GOP Senators Beat Measure To Limit Airline Baggage And Ticket-Change Fees


With the United States now dominated by four major airlines, Senate Democrats on Wednesday waged an unsuccessful effort to let federal regulators decide whether airlines were charging unreasonable fees for checked bags, ticket changes and seat assignments.

“Unfortunately, airline fees have climbed as high as the planes the passengers are traveling on, and we must stop their rapid ascent,” said Sen. Edward Markey, D-Mass., who sought to amend the reauthorization bill for the Federal Aviation Administration that later was approved by the Senate Commerce Committee.

Markey pointed to a report done by Sen. Bill Nelson, Fla., the committee’s ranking Democrat, that said baggage and change fees charged passengers grew from $464 million in 2007 to $3.5 billion in 2014.

“My amendment puts a stop to this passenger gouging,” Markey said.
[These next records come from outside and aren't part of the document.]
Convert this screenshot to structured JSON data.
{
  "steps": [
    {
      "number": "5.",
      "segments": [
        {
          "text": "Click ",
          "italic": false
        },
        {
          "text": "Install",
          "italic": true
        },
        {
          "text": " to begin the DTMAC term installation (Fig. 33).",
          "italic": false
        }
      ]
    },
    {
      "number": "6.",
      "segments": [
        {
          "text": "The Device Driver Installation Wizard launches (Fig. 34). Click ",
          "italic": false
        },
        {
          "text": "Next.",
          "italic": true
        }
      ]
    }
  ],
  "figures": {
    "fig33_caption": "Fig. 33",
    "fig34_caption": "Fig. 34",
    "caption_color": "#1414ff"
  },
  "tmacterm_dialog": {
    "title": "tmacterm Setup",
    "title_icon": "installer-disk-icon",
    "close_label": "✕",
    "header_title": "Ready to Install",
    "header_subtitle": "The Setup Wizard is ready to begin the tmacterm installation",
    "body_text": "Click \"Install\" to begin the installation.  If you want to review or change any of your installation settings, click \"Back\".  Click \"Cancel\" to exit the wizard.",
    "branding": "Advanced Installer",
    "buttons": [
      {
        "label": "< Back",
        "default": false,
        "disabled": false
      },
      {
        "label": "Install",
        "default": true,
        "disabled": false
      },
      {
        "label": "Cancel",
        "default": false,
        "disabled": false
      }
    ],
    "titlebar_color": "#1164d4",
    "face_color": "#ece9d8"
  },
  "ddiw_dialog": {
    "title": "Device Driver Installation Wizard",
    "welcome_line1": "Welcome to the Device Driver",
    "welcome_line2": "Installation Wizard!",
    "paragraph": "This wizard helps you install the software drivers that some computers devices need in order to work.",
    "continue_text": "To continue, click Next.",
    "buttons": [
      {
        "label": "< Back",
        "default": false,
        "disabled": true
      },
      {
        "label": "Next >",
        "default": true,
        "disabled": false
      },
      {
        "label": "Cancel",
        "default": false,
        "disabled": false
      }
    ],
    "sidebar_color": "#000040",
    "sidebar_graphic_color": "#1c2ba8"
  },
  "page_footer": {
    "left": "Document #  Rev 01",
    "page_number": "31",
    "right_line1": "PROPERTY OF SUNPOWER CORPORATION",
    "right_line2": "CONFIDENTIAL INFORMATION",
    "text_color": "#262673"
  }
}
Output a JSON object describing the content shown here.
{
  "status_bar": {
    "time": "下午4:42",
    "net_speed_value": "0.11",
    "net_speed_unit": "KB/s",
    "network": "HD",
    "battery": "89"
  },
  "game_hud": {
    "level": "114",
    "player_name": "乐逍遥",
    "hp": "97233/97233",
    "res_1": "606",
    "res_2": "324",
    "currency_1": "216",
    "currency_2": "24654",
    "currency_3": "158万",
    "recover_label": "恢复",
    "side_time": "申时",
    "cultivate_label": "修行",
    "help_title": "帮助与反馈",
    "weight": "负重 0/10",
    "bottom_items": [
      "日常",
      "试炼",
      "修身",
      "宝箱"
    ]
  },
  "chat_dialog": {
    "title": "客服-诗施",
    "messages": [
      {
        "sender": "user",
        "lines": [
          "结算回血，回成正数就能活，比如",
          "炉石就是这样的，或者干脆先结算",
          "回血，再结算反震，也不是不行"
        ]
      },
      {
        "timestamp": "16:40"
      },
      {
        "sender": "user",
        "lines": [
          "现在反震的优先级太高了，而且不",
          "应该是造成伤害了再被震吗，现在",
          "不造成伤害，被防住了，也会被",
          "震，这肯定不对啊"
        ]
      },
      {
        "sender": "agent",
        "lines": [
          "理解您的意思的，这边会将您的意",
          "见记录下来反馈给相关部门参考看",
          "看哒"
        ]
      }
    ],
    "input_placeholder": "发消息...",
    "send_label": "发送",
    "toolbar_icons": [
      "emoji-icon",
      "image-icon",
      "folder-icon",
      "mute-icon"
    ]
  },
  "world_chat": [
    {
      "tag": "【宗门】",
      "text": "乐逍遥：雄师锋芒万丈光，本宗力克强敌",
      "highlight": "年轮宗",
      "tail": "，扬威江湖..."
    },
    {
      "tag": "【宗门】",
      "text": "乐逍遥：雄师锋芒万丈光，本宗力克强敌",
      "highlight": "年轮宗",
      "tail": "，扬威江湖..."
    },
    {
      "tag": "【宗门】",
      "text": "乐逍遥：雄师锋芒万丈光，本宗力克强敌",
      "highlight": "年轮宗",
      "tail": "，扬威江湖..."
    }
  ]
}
Nelson weighed in to support the amendment, saying that a change fee five months before an intended flight should be minimal in contrast to one levied the week of the flight.

Sen. Claire McCaskill, D-Mo., pointed out that the consolidation that left the country with four major airlines – American, United, Delta and Southwest – had limited competition in some markets.

“There are way too many routes in this country where there is no competition – and when there is no competition, there is bad behavior. I’d like to send the airlines a message that we’re paying attention to bad behavior,” McCaskill said. “The flying public is really upset here. And in case anybody hasn’t noticed, populism is in this year. The pitchforks are out.”

The bill that Markey was attempting to amend already includes a stipulation that the airlines be more transparent in telling passengers, at the time they purchase tickets, what fees to expect.

But Markey’s amendment to let the FAA decide what level of fees were reasonable failed on a tie party-line vote.

“I don’t think having the Department of Transportation decide what is reasonable or unreasonable is a correct route to go,” said committee chairman Sen. John Thune, R-S.D.

Nelson also dumped ice water on a proposal that would transfer about 80 percent of the FAA’s workforce to a nonprofit corporation.

He doused that notion in opening remarks at the hearing. Unlike a House proposal, the Senate bill contains no provision to move about 38,000 air traffic controllers and other FAA workers to a federally chartered nonprofit. The House, which has not taken floor action on a bill approved by its Transportation Committee, may be waiting to see if its Senate colleagues warm up to the proposal.

Nelson’s answer would be a flat “no.”

“There has been continuing chatter coming from the House that somehow there will be a change of hearts and minds when it comes to our side of the aisle in supporting this idea of privatizing,” he said Wednesday. “I don’t believe that’s going to happen.”

The bill approved by the committee continues the FAA’s authority to operate through Oct. 1, 2017. That authority is due to expire on March 31. The House has introduced legislation to extend the end-of-the-month deadline until July 15 while both chambers work on finalizing a longer-term reauthorization.

(c) 2016, The Washington Post · Ashley Halsey III 



  1. We have enough regulations. Let the marked weed out any bad customer service – which also happens to be a bad long term business model.

  2. Airlines might be in the category of monopoly. American, which is debatably the biggest one is known for their recent lackadaisical approach to customer service.
    Look at their earnings. Have you stopped flying with them because of it?
    People are going to fly with Airlibes that fly where they need to go for the most reasonable price they can find.

    I agree that the market should run itself. I just disagree that the airlines will magically become nice.